Deputy Attorney General Marc Melnick replied that Congress has authorized California to adopt more stringent air-pollution standards - with EPA approval - even if one effect is higher gas mileage.
It's not surprising to see this kind of overreach coming from the automakers even inside the courtroom. During a recent seminar on global warming litigation (which included CRC's own Doug Kendall) AIAM attorney Charles Haake essentially conceded the weakness of his clients' foreign-policy preemption arugment (which claims that state standards undercut the Bush administration's foreign policy on climate change).
The essential weakness of the industry's case is definitely a sign that the legal landscape is continuing to move under its feet in the wake of the Vermont ruling and last week's invalidation of industry-backed federal mileage standards. The notion that California standards are impossible to meet, which features so prominently here, was, after all, thoroughly dissected by Judge Sessions' opinion in the Vermont suit (which dedicated 90 of its 240 pages to that argument).

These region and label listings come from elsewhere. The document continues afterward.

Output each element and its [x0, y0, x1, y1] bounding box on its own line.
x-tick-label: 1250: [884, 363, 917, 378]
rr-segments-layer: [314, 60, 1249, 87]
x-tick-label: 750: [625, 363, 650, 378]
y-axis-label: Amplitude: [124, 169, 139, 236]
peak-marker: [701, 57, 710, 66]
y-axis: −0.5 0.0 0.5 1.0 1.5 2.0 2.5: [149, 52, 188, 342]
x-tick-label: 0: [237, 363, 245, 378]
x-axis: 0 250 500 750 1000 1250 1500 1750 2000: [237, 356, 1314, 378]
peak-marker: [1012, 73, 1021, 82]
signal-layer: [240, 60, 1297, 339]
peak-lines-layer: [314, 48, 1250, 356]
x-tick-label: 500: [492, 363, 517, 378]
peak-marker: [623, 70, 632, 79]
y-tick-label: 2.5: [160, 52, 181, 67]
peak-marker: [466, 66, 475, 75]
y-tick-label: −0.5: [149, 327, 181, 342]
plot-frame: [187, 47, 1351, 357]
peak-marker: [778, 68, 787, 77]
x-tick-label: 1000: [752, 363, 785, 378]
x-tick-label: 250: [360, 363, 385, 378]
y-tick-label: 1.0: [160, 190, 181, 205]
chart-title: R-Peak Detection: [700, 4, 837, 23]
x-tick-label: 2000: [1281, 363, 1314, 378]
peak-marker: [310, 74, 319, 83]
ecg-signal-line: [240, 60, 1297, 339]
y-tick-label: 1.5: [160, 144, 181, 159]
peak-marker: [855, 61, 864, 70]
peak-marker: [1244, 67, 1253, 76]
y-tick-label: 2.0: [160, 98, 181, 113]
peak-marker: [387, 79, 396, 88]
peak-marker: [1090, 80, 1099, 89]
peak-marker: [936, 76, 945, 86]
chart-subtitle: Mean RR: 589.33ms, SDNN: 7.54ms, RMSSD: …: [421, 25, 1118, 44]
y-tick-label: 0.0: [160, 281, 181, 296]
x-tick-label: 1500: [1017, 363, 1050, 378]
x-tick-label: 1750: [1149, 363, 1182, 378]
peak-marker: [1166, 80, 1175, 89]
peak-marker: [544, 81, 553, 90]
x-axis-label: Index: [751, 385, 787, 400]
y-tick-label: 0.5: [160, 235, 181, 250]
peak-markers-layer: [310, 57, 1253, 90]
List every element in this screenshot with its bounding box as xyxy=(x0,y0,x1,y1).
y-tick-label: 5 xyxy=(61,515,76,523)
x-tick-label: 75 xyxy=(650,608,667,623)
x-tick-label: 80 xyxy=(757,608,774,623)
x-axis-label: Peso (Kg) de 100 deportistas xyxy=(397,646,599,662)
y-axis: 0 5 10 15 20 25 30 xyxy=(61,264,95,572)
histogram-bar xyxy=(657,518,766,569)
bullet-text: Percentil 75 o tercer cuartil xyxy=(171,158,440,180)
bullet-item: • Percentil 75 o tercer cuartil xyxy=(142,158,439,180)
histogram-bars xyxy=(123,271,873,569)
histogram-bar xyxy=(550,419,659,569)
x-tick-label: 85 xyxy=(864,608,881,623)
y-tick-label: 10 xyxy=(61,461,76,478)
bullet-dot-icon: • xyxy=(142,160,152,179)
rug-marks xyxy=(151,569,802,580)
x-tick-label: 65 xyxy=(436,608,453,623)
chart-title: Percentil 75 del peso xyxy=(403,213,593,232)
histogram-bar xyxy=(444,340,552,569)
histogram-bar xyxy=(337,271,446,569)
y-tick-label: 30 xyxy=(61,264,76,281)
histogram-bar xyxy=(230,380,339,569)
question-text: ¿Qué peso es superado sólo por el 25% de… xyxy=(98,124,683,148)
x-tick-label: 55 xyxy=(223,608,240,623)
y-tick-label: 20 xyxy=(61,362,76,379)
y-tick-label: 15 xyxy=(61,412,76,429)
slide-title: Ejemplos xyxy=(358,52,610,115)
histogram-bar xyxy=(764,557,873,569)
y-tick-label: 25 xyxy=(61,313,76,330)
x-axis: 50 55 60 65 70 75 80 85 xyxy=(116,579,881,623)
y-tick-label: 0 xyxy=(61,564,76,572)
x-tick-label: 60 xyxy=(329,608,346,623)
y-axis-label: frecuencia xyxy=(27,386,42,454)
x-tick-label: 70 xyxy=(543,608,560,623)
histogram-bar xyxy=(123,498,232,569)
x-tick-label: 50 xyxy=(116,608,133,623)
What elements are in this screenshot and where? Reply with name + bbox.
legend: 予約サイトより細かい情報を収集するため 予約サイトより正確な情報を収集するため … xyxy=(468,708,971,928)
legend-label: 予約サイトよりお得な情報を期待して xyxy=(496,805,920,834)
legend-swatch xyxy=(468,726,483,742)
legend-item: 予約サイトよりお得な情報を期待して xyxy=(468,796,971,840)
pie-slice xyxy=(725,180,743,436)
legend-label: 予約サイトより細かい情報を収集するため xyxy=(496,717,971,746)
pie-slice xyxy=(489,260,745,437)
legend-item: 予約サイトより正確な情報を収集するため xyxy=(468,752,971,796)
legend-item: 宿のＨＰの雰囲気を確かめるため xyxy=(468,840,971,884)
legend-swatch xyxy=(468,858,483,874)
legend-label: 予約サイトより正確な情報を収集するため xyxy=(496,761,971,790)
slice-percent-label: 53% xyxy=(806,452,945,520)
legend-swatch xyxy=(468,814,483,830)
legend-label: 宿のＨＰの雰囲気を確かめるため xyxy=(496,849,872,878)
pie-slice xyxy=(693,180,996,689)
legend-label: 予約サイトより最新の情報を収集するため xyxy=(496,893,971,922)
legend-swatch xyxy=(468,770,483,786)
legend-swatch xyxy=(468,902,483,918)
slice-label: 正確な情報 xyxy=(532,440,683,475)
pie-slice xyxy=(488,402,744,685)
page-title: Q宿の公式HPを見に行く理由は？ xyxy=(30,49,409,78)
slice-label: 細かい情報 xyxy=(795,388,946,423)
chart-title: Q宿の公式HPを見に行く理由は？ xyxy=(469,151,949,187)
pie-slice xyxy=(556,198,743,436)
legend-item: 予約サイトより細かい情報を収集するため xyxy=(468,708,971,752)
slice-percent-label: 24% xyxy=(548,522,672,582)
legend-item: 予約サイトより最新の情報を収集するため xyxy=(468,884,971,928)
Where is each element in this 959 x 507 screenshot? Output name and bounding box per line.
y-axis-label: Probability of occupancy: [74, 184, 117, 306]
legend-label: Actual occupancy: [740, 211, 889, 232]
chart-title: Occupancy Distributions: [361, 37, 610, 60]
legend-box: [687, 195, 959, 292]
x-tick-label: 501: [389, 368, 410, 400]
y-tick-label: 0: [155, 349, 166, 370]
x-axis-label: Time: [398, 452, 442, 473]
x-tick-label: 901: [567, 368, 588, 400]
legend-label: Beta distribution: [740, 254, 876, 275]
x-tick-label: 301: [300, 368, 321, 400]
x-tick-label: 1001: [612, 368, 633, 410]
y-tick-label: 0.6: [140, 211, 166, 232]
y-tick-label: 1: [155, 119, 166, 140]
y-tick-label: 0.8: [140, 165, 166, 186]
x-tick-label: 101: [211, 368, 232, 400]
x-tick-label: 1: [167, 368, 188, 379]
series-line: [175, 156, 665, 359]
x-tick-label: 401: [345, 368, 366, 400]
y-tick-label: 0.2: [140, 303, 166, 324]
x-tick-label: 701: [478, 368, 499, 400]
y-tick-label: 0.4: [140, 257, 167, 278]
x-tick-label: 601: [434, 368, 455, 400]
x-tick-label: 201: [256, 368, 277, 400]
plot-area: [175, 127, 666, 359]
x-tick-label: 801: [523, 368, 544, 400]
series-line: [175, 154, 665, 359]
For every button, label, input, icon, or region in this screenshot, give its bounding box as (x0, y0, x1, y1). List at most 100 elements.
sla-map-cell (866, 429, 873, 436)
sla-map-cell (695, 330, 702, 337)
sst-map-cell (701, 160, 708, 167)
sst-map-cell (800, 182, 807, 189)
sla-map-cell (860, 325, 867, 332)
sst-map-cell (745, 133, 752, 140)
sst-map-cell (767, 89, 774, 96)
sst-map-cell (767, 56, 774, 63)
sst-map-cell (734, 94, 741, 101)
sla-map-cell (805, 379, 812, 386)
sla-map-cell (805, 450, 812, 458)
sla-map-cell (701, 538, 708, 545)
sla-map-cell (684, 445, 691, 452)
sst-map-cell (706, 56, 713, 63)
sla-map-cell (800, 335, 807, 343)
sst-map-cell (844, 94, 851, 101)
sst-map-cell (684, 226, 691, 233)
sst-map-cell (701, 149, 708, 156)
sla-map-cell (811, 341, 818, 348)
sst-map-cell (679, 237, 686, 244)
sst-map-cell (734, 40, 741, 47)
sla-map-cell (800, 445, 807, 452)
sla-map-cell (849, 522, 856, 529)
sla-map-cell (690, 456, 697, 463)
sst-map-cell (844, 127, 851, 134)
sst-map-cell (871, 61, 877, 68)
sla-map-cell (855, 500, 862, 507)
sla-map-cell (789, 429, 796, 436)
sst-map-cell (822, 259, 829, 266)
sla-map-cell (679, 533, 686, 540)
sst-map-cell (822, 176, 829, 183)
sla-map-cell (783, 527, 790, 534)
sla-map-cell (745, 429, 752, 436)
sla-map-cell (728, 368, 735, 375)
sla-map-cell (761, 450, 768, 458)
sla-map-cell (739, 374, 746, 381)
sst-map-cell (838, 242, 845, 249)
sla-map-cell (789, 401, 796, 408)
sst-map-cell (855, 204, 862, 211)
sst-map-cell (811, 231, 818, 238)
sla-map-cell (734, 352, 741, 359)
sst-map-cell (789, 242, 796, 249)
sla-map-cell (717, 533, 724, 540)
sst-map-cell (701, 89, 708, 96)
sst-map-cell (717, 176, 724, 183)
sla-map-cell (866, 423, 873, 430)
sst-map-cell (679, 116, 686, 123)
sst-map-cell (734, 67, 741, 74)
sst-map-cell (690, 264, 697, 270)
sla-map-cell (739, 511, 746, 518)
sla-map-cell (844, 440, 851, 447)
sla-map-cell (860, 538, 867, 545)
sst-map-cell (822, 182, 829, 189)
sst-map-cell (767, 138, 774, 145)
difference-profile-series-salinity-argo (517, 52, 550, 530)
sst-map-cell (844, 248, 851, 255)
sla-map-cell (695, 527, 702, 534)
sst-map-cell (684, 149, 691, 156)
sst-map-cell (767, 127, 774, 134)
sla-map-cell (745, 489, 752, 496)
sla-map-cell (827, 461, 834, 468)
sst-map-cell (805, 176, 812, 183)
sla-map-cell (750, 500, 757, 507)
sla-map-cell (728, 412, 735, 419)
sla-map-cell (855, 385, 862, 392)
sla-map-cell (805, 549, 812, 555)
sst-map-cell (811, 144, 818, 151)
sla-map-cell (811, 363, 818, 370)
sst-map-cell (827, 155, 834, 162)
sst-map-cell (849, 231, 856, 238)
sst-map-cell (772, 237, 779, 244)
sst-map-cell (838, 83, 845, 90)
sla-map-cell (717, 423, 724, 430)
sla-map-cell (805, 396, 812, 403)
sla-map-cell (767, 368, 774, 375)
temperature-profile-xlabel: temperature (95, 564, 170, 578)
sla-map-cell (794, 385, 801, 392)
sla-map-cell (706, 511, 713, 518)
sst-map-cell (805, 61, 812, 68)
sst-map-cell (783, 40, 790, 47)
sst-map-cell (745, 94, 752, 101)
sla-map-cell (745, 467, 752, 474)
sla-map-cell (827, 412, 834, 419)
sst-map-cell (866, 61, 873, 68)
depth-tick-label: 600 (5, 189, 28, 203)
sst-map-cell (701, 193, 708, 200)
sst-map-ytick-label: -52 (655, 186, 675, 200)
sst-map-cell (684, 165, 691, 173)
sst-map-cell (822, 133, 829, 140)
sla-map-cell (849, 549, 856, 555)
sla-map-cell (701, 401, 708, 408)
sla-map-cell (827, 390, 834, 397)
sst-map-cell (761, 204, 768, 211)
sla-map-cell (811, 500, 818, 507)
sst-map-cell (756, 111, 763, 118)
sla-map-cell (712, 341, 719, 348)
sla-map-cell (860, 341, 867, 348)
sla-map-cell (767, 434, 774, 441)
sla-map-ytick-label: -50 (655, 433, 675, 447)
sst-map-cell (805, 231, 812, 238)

Looking at the broader legal and regulatory landscape, a negative ruling by the EPA on California's application to start enforcing its regulations really is starting to look like the industry's best hope for a temporary victory. Their desperate, surreptitious (and incompetent) behind-the-scenes lobbying campaign to sway EPA indicates that the industry and its allies within the Bush administration might well agree.